Читал стихи немолодой учитель сельской школы Александр Дождиков, о котором говорили, что несколько лет назад он потерял жену и ребенка, живет один, писать начал совсем недавно и приезжает в наше литобъединение бог знает откуда. Дождиков читал неторопливо, задумчиво, глядя куда-то вдаль и отбивая такт рукой:
Тяжело бытовать при Батые. При Батые законы крутые. А законники — конники, конники.Дудинцев заволновался: «О, вот это матерый волк. Это силища». Миловидная юная Зиночка Палванова прошелестела трогательные строки об осени: «Приметы осени щемящи, как захворавшие щенята», о любви и разлуке: «Дай мне, дай мне такую визу, / Я в тумане тебя не вижу…» Завсегдатаем нашего литобъединения был строитель Мартынюк, который часто провожал меня домой и душил стихами. Голос у него был зычный, стихи энергичные, крепкие:
«Лезу, братцы, лезу. Лезу по железу…» — писал он о работе на подъемном кране. И еще: «Старый голубь о юности плачет…» Ни Мартынюка, ни его стихов я больше никогда нигде не встречала. На четвергах бывал Зугман, врач-рентгенолог, умерший лет пятнадцать назад. Стихов его совсем не помню, но помню, как, прочитав мое стихотворение на какую-то запретную даже по тем оттепельным временам тему, сказал: «Честные стихи в корзину». Однажды на литобъединении появился ироничный, остроумный и доброжелательный молодой человек. Он всегда впопад и совершенно беззлобно комментировал происходящее, а когда смеялся, снимал очки и вытирал слезы. «Можно мне показать вам мои стихи?» — спросила я, подойдя к нему впервые. «Да, конечно, — с готовностью отозвался он. — Приезжайте в воскресенье.» «А можно приехать с мужем?» Молодой человек засмеялся: «Приезжайте с кем хотите». Так началась моя дружба с Феликсом Розинером, поэтом, прозаиком, музыковедом. Тогда, в 1964-м, он работал инженером в Акустическом институте и писал стихи. Его манера была совершенно иной, чем у меня. Менее традиционной, более необычной или, как принято говорить, новаторской.

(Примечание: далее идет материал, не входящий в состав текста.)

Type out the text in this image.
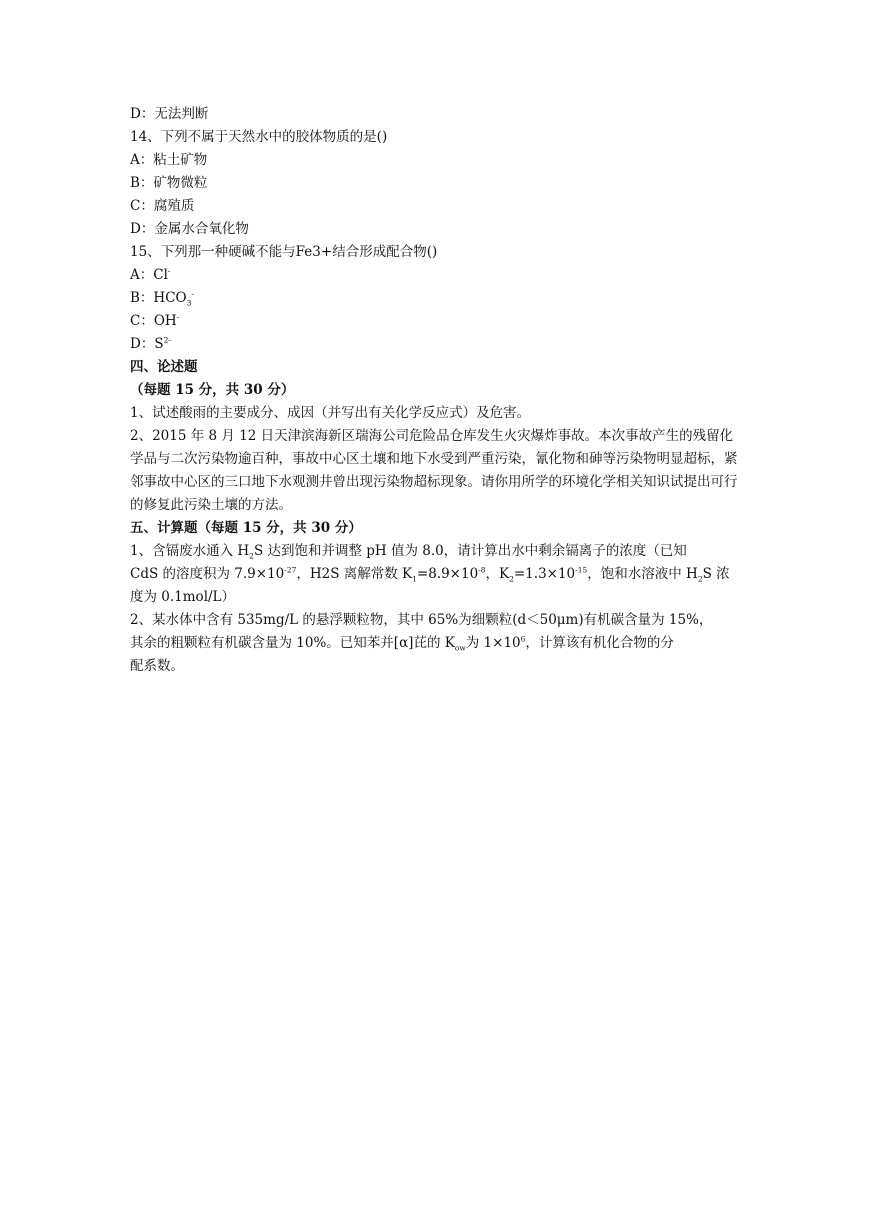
D：无法判断
14、下列不属于天然水中的胶体物质的是()
A：粘土矿物
B：矿物微粒
C：腐殖质
D：金属水合氧化物
15、下列那一种硬碱不能与Fe3+结合形成配合物()
A：Cl-
B：$HCO_3^-$
C：OH-
D：$S^{2-}$
四、论述题
（每题 15 分，共 30 分）
1、试述酸雨的主要成分、成因（并写出有关化学反应式）及危害。
2、2015 年 8 月 12 日天津滨海新区瑞海公司危险品仓库发生火灾爆炸事故。本次事故产生的残留化学品与二次污染物逾百种，事故中心区土壤和地下水受到严重污染，氰化物和砷等污染物明显超标，紧邻事故中心区的三口地下水观测井曾出现污染物超标现象。请你用所学的环境化学相关知识试提出可行的修复此污染土壤的方法。
五、计算题（每题 15 分，共 30 分）
1、含镉废水通入 $H_2S$ 达到饱和并调整 pH 值为 8.0，请计算出水中剩余镉离子的浓度（已知
CdS 的溶度积为 $7.9\times 10^{-27}$，H2S 离解常数 $K_1=8.9\times 10^{-8}$，$K_2=1.3\times 10^{-15}$，饱和水溶液中 $H_2S$ 浓
度为 0.1mol/L）
2、某水体中含有 535mg/L 的悬浮颗粒物，其中 65%为细颗粒(d＜50μm)有机碳含量为 15%，
其余的粗颗粒有机碳含量为 10%。已知苯并[α]芘的 $K_{ow}$为 $1\times 10^6$，计算该有机化合物的分
配系数。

Феликс обладал замечательным свойством внимательно и заинтересованно слушать чужие стихи, думать над ними, говорить о них. Благодаря ему я перестала слишком уплотнять строку, в стихах появился воздух. Феликс читал все, что я писала. Лишь одобренные им строки получали право считаться стихами. Он являлся как бы моим ОТК. «Казнит или милует?» — гадала я, оправляясь к нему в Черемушки с очередной партией стихов. И, если «миловал», летела домой на крыльях, а если «казнил», то еле ползла. Так и жила, раскачиваясь на гигантских качелях «между жизнью лучшей самой и совсем невыносимой». Мои самые первые читатели — строгий и неподкупный Боря и все одобряющая мама, которая гордилась тем, что я пишу стихи, но боялась, что отнесусь к этому слишком серьезно и испорчу себе жизнь, забросив дом, семью, работу. Едва я начала писать, она повела меня к Михаилу Матусовскому, с которым в середине 1930-х училась вместе в Литературном институте. Не помню, как он отнесся к стихам, но помню, что спросил, почему их так мало и есть ли еще. Мама, опередив меня, ответила, что я уничтожаю все, что считаю негодным, и у меня всегда остается двенадцать стихов. Она явно хотела, чтоб Матусовский отметил мою требовательность к себе и умилился числу 12. А я испытывала неловкость, что с такой малостью пришла к маститому поэту.